Amidst the side-splitting spectacle of the people we pay so much to do so little pretending to be serious statesmen, comes rumours and leaks that should be cause amongst the Australian Right, not just for giggles but squeals of glee.

Katherine Murphy (that seldom-smiling redheaded Guardian journalist with the serious glasses, normally seen pontificating tonelessly on the ABC) has been picking up whispers in the Senate regarding the fight for free speech. On Monday night Murphy and her colleague Gabriel Chan published an article filled with the usual return-to-parliament scuttlebutt, including:

“South Australian Liberal senator Cory Bernardi was seen walking the corridors collecting signatures for his private members bill which seeks to wind back some of the protections under the section 18C of the Racial Discrimination Act. It’s understood Bernardi currently has support from at least half a dozen Coalition colleagues.”

Such rumours are, of course, a dime a dozen. But the next day Murphy followed up on the Guardian Australian Politics Live coverage.

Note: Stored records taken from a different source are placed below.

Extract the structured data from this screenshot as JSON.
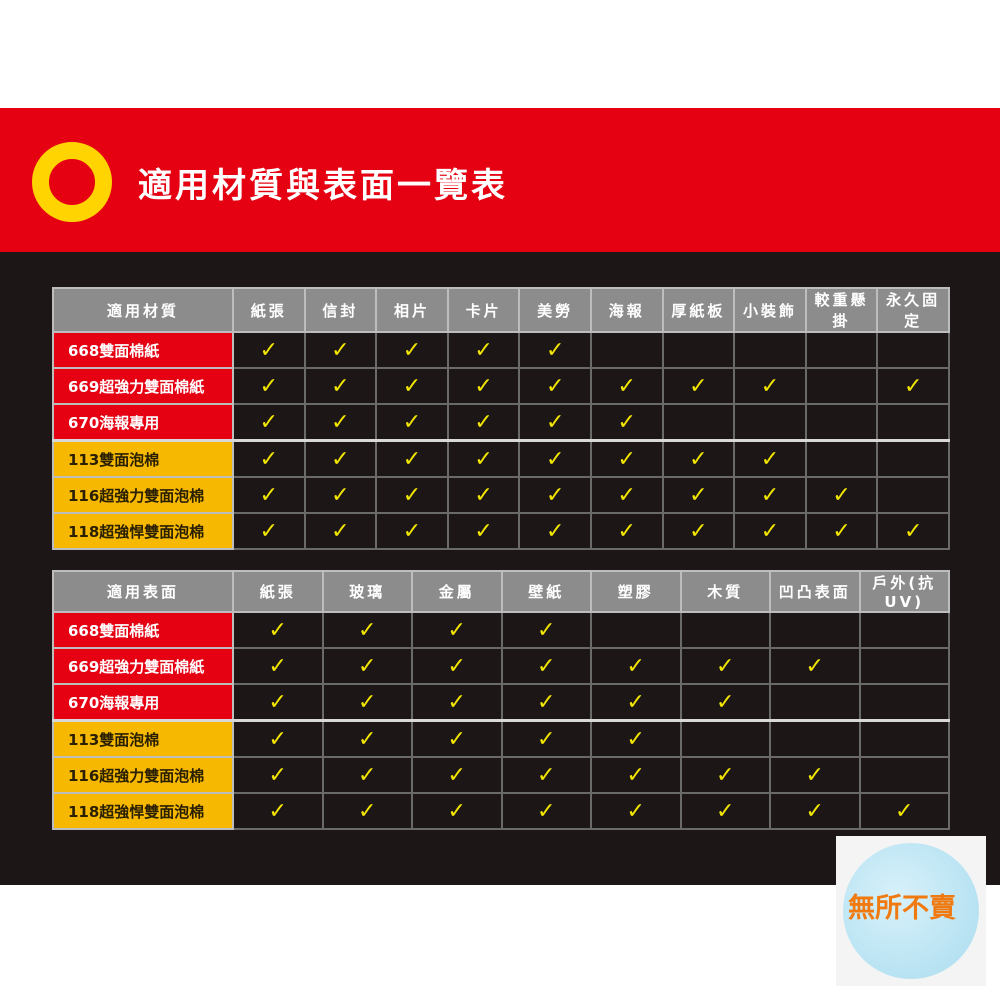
{
  "title": "適用材質與表面一覽表",
  "colors": {
    "banner": "#e50012",
    "ring": "#ffd400",
    "check": "#f2e600",
    "paper_rows": "#e50012",
    "foam_rows": "#f6b800"
  },
  "logo_text": "無所不賣",
  "tables": [
    {
      "header": "適用材質",
      "columns": [
        "紙張",
        "信封",
        "相片",
        "卡片",
        "美勞",
        "海報",
        "厚紙板",
        "小裝飾",
        "較重懸掛",
        "永久固定"
      ],
      "rows": [
        {
          "label": "668雙面棉紙",
          "type": "red",
          "checks": [
            1,
            1,
            1,
            1,
            1,
            0,
            0,
            0,
            0,
            0
          ]
        },
        {
          "label": "669超強力雙面棉紙",
          "type": "red",
          "checks": [
            1,
            1,
            1,
            1,
            1,
            1,
            1,
            1,
            0,
            1
          ]
        },
        {
          "label": "670海報專用",
          "type": "red",
          "checks": [
            1,
            1,
            1,
            1,
            1,
            1,
            0,
            0,
            0,
            0
          ]
        },
        {
          "label": "113雙面泡棉",
          "type": "yel",
          "checks": [
            1,
            1,
            1,
            1,
            1,
            1,
            1,
            1,
            0,
            0
          ]
        },
        {
          "label": "116超強力雙面泡棉",
          "type": "yel",
          "checks": [
            1,
            1,
            1,
            1,
            1,
            1,
            1,
            1,
            1,
            0
          ]
        },
        {
          "label": "118超強悍雙面泡棉",
          "type": "yel",
          "checks": [
            1,
            1,
            1,
            1,
            1,
            1,
            1,
            1,
            1,
            1
          ]
        }
      ]
    },
    {
      "header": "適用表面",
      "columns": [
        "紙張",
        "玻璃",
        "金屬",
        "壁紙",
        "塑膠",
        "木質",
        "凹凸表面",
        "戶外(抗UV)"
      ],
      "rows": [
        {
          "label": "668雙面棉紙",
          "type": "red",
          "checks": [
            1,
            1,
            1,
            1,
            0,
            0,
            0,
            0
          ]
        },
        {
          "label": "669超強力雙面棉紙",
          "type": "red",
          "checks": [
            1,
            1,
            1,
            1,
            1,
            1,
            1,
            0
          ]
        },
        {
          "label": "670海報專用",
          "type": "red",
          "checks": [
            1,
            1,
            1,
            1,
            1,
            1,
            0,
            0
          ]
        },
        {
          "label": "113雙面泡棉",
          "type": "yel",
          "checks": [
            1,
            1,
            1,
            1,
            1,
            0,
            0,
            0
          ]
        },
        {
          "label": "116超強力雙面泡棉",
          "type": "yel",
          "checks": [
            1,
            1,
            1,
            1,
            1,
            1,
            1,
            0
          ]
        },
        {
          "label": "118超強悍雙面泡棉",
          "type": "yel",
          "checks": [
            1,
            1,
            1,
            1,
            1,
            1,
            1,
            1
          ]
        }
      ]
    }
  ],
  "check_mark": "✓"
}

In a story I published last night, I noted the Liberal senator Cory Bernardi had been seen stalking the corridors yesterday collecting signatures for his private member’s bill, which aims to remove the words “insult” and “offend” from the RDA.

His effort seems to be progressing well. The bush mail inside the Coalition informs me he’s signed up every backbencher in the upper house in the Liberal and National parties with the exception of Jane Hume, a new Liberal from Victoria. The bill now could have support from as many as 20 senators, if we throw in the crossbench. That’s obviously a sizeable minority of senators, a minority that will be pretty hard for the prime minister to ignore, which is presumably why Malcolm Turnbull has recently switched his line from no, we are not overhauling the RDA, to we are not overhauling the RDA “yet.” Bernardi won’t confirm he has 20 but he’s told me he’s “heartened by the level of support I’ve received”.

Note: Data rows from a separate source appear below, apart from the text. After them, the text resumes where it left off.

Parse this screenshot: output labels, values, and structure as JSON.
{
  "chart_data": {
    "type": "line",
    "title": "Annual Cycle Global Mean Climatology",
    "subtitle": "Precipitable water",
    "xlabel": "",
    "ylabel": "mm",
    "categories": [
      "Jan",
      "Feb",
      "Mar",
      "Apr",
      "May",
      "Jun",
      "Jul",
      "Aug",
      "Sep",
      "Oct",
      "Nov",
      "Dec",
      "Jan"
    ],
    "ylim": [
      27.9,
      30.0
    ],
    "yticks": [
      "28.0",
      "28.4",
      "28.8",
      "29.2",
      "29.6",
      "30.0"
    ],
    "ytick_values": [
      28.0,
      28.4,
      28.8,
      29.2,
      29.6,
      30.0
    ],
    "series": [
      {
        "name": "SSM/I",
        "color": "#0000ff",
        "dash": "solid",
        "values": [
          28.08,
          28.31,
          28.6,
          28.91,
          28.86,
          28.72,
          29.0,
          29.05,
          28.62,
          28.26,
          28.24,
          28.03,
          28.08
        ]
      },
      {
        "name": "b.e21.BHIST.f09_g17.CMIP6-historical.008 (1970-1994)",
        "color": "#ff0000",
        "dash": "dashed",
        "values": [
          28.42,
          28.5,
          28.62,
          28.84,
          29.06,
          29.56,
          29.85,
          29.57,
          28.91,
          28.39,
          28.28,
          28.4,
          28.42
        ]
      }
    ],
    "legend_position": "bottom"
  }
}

As all good XYZ readers know, the so-called “hate speech” laws are a blight on our society and an insult to everyone on the right, from pot-smoking Libertarians to Bible-bashing Social Conservatives.

Personally, I will believe that the gusanos that comprise the majority of Senators in the Parliamentary Liberal Party have regained some semblance of spine or principle when I see it. But with the likes to sneering, snobbish Leftist hacks like Richard Ackland gloating that:

“Section 18C of the Racial Discrimination Act is here to stay, so you wonder why this clutch of Senate crossbenchers, interplanetary Liberals and associated claqueurs in the Murdoch press continue to bang their heads against the wall in an exercise of stupefying pointlessness.”

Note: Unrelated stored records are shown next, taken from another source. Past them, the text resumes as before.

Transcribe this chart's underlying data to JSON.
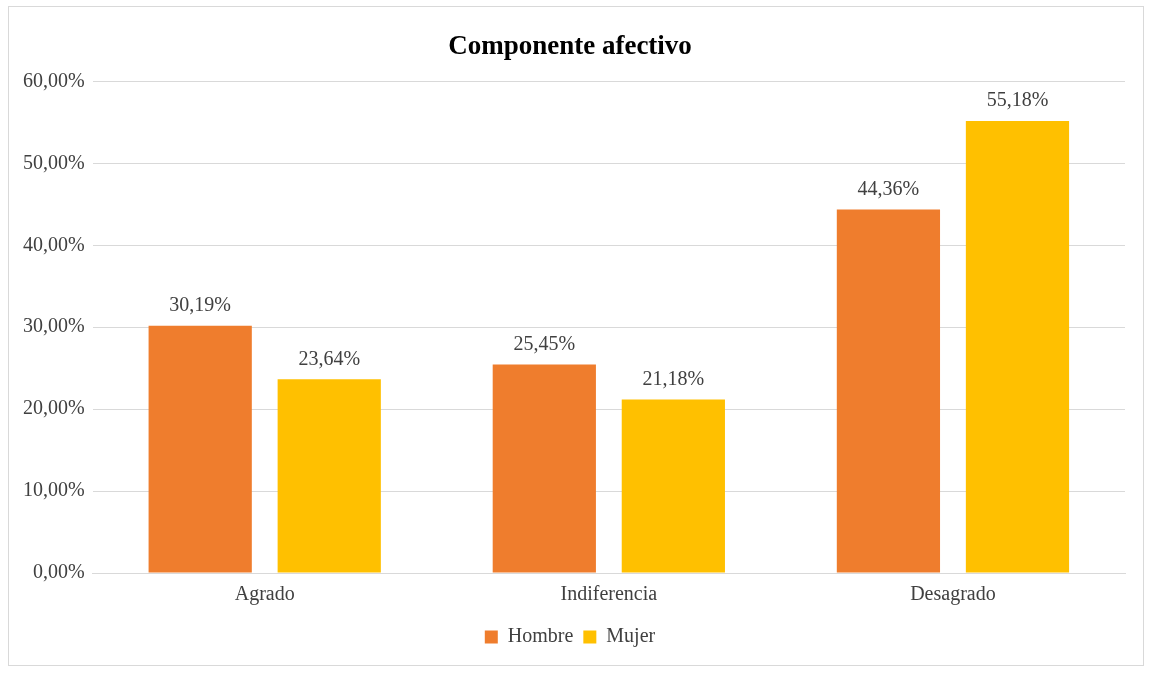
{
  "chart_data": {
    "type": "bar",
    "title": "Componente afectivo",
    "categories": [
      "Agrado",
      "Indiferencia",
      "Desagrado"
    ],
    "series": [
      {
        "name": "Hombre",
        "color": "#ef7d2d",
        "values": [
          30.19,
          25.45,
          44.36
        ],
        "value_labels": [
          "30,19%",
          "25,45%",
          "44,36%"
        ]
      },
      {
        "name": "Mujer",
        "color": "#ffc000",
        "values": [
          23.64,
          21.18,
          55.18
        ],
        "value_labels": [
          "23,64%",
          "21,18%",
          "55,18%"
        ]
      }
    ],
    "ylim": [
      0,
      60
    ],
    "yticks": [
      {
        "value": 0,
        "label": "0,00%"
      },
      {
        "value": 10,
        "label": "10,00%"
      },
      {
        "value": 20,
        "label": "20,00%"
      },
      {
        "value": 30,
        "label": "30,00%"
      },
      {
        "value": 40,
        "label": "40,00%"
      },
      {
        "value": 50,
        "label": "50,00%"
      },
      {
        "value": 60,
        "label": "60,00%"
      }
    ],
    "grid": "y",
    "legend": "bottom"
  }
}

It’s good to see that our man Cory is still fighting the good fight, and that he might actually have more company than pessimists like myself believed.

When the economic ideologies of the Left were proven irrevocably bankrupt by the fall of the Soviet Union they didn’t stop spruiking socialism. When Kevin Rudd led women and children to watery graves on our northern shore, the left didn’t abandon its mad obsession with open borders. When terror attack after terror attack comes from the same particular demographic group no matter the location around the world, the Left doesn’t stop twice to think that maybe, just maybe this isn’t all “whiteys” fault.

The left has insane ideas, but they never stop fighting for them. Those on the right sometimes assume that good will prevail simply because reality has such an obvious conservative bias.

It’s good to at least hear rumblings that amidst the clown show that is Australian politics, some Senators returning to Canberra this week are willing to fight for what is right.